Michael David's program of "not-more-but-better-oak" is, in fact, staggeringly complicated. In their temperature controlled barrel rooms, the winery currently lodges over 13,000 barrels; and they buy at least 2,000 new barrels each year, costing anywhere from $900 to $1,400 apiece (you do the math). All of the barrels used in their Earthquake program (which also includes a Zinfandel and Cabernet Sauvignon) are French coopered, made from white oak trees grown in the center of France. For a few of their other wines, Michael David also buys American oak barrels (32% of their overall program), and a small portion from Hungary (1%).
Says Mettler, "We buy a lot of oak, from 17 different coopers, because we are constantly in the process of tweaking our barrel selection. Right now we are making comparisons of 62 different barrel types – the wood coming from different forests, different grains of wood, cooper styles, fire vs. water coopering, toast levels, toast lengths, and so forth. My cooperage representatives tell me this is the largest and most complex barrel program of all their other clients. It's certainly the largest in Lodi.
"What we do is take two or four barrels of every type, and age them in the exact same wine, like a Zinfandel or Petite Sirah. Then we blind taste the results in the spring, which is what shapes my barrel purchases at the end of May each year. After six years of these barrel trials, we have been able to narrow down our style preferences, and concentrate more on coopers and barrel types that have been the best fit for our Lodi wines."
Among the three varietals featured in Michael David's Inkblot program – a Tannat, Petit Verdot, and Cabernet Franc – it is the latter that has consistently drawn the most attention. David Phillips has said that this is his favorite Michael David wine of all. The 2012 Cabernet Franc is certainly a show stopper: dark purplish, almost blue tinged in color, with a luscious blueberry liqueur-like fragrance and a touch of violet tinged by sweet vanillin French oak; the pungent flavors brightened by perky acidity and a layered, silken, sensuous texture.
Like that of the Earthquake Petite Sirah, recent vintages of Inkblot Cabernet Franc have gone from strength to strength because of Michael David's expansive oak program.
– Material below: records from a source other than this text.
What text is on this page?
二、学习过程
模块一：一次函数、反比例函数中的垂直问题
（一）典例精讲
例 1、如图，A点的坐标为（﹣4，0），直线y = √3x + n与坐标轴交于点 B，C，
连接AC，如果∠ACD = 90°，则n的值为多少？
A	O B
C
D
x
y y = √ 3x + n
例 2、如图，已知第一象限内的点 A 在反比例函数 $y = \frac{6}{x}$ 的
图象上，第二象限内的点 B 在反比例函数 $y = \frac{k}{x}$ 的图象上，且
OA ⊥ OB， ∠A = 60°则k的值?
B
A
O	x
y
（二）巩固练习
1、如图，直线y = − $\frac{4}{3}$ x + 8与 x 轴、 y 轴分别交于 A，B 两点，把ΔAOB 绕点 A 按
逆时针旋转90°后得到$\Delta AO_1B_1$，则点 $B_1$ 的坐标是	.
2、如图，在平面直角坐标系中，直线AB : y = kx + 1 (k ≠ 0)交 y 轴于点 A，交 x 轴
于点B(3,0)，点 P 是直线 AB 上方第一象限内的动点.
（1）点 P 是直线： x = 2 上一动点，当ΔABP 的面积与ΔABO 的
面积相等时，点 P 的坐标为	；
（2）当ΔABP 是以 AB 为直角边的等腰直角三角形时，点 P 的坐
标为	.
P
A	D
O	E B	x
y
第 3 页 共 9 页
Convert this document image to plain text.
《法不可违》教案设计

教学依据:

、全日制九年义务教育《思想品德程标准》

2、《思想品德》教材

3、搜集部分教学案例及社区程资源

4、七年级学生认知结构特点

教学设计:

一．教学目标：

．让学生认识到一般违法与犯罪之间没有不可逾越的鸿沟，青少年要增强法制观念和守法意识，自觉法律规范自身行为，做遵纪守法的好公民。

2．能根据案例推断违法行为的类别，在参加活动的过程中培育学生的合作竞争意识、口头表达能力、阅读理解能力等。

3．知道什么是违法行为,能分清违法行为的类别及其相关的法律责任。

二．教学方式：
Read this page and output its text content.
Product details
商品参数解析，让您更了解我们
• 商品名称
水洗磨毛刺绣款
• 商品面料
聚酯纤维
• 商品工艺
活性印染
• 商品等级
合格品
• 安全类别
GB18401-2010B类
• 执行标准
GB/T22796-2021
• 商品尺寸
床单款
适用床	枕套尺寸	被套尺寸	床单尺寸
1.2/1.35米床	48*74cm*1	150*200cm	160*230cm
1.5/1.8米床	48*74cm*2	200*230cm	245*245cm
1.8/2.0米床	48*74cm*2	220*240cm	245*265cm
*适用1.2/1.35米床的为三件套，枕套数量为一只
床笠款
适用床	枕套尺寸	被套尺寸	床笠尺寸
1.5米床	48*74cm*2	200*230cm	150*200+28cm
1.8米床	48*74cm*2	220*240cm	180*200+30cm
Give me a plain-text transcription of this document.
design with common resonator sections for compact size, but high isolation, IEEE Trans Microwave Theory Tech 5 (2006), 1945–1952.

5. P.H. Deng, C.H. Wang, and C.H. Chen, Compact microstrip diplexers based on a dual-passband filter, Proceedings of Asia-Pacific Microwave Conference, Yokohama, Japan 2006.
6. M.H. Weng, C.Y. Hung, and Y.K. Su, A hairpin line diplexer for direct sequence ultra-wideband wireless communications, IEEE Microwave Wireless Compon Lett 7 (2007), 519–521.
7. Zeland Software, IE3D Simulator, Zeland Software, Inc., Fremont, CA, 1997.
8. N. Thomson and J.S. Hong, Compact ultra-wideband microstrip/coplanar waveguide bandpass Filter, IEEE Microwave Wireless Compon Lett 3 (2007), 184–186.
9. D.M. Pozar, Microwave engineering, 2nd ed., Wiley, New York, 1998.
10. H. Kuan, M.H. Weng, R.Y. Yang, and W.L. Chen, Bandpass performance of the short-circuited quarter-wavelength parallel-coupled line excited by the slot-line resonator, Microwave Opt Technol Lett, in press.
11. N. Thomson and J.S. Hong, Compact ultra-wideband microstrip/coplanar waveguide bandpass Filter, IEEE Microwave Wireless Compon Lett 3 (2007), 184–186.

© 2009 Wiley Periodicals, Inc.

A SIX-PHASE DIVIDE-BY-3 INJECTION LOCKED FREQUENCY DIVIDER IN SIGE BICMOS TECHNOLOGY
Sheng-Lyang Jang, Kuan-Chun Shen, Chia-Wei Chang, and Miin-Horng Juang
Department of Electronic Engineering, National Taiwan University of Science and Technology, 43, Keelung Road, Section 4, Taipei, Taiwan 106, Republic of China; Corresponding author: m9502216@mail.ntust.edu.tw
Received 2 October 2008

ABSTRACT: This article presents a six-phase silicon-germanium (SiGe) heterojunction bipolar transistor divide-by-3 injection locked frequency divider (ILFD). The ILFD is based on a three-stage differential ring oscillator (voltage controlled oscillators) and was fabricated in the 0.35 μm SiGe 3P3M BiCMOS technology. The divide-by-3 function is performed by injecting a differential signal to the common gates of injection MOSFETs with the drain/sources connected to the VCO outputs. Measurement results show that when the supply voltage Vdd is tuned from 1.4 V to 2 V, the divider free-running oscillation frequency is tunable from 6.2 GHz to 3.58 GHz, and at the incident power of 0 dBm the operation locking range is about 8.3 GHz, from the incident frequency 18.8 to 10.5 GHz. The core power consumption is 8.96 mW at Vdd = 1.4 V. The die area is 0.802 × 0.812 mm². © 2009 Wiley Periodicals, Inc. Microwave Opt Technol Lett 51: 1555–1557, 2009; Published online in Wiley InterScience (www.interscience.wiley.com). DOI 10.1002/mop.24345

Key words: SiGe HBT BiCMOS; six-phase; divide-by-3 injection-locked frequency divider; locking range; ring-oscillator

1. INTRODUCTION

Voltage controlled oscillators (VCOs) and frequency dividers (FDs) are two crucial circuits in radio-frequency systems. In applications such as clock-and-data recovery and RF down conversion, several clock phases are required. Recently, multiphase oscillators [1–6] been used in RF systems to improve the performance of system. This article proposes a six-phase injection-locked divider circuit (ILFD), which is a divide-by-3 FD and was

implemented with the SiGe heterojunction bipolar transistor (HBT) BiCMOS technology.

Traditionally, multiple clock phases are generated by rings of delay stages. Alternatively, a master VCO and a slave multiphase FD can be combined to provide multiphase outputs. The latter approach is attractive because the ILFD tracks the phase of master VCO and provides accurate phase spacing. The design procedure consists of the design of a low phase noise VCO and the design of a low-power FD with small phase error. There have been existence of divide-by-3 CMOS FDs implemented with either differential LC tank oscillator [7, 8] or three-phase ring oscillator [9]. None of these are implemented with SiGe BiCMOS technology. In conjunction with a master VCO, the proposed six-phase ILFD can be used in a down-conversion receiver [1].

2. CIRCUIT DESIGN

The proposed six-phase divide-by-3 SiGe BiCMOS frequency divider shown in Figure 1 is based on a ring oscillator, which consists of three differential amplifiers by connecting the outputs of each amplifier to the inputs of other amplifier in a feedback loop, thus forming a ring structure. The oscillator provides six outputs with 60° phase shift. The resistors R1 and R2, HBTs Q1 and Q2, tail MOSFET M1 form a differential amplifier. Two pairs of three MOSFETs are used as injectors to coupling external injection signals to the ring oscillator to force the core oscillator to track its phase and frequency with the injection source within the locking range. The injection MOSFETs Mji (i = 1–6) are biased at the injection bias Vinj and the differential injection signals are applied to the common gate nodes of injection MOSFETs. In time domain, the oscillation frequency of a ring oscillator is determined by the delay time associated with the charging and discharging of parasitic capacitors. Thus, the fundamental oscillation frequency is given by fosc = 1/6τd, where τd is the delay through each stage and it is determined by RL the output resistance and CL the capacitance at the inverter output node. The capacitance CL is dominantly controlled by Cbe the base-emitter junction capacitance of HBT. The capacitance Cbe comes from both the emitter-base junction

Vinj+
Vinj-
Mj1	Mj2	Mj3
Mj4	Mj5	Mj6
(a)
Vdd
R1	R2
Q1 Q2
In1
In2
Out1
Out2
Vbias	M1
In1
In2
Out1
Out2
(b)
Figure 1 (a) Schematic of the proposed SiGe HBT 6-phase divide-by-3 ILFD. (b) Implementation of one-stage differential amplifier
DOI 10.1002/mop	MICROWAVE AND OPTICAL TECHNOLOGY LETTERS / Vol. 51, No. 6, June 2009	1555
But unlike the Petite Sirah, the Inkblot Cabernet Franc has been coming exclusively from one 25-year old, 9-acre Sargent Rd. vineyard on Lodi's west side, farmed by the highly regarded Keith Watts (McCay Cellars has also recently produced exceptional Cabernet Franc from this vineyard).
"I can't tell you exactly why this Cabernet Franc vineyard has been special," says Mettler. "We get Cabernet Franc from several vineyards, but every year this is the one that produces exceptional wine. The fruit comes in looking a little scraggly, but the wine comes out having all the dark color and intense fruit qualities that we look for in our Inkblot program. One thing it typically does not have is any of those less likeable Cabernet Franc characteristics – the vegetal, cedar, pencil shavings. All you taste in our Cabernet Franc is dark berries in high concentration, with an unusually big tannin structure for the varietal."
Still, it is not all about a vineyard, a grower's talent, an extensive barrel program, or even a family's commitment to long term sustainability. It is also about Mother Nature – what happens every vintage. Mettler reminds us: "Don't forget that 2012 was a good year for us. You can compare it to 2011, which was a lot rougher – the wines are not quite as filled out. In 2012 we were able to get our grapes to ripen much more fully – the grapes came in with more weight, a lot more tannin, more fruit intensity. It's a lot easier to make good wine when you get good grapes – it's true in Lodi as much as any other region."
All the same, kudos to the family and entire team at Michael David Winery!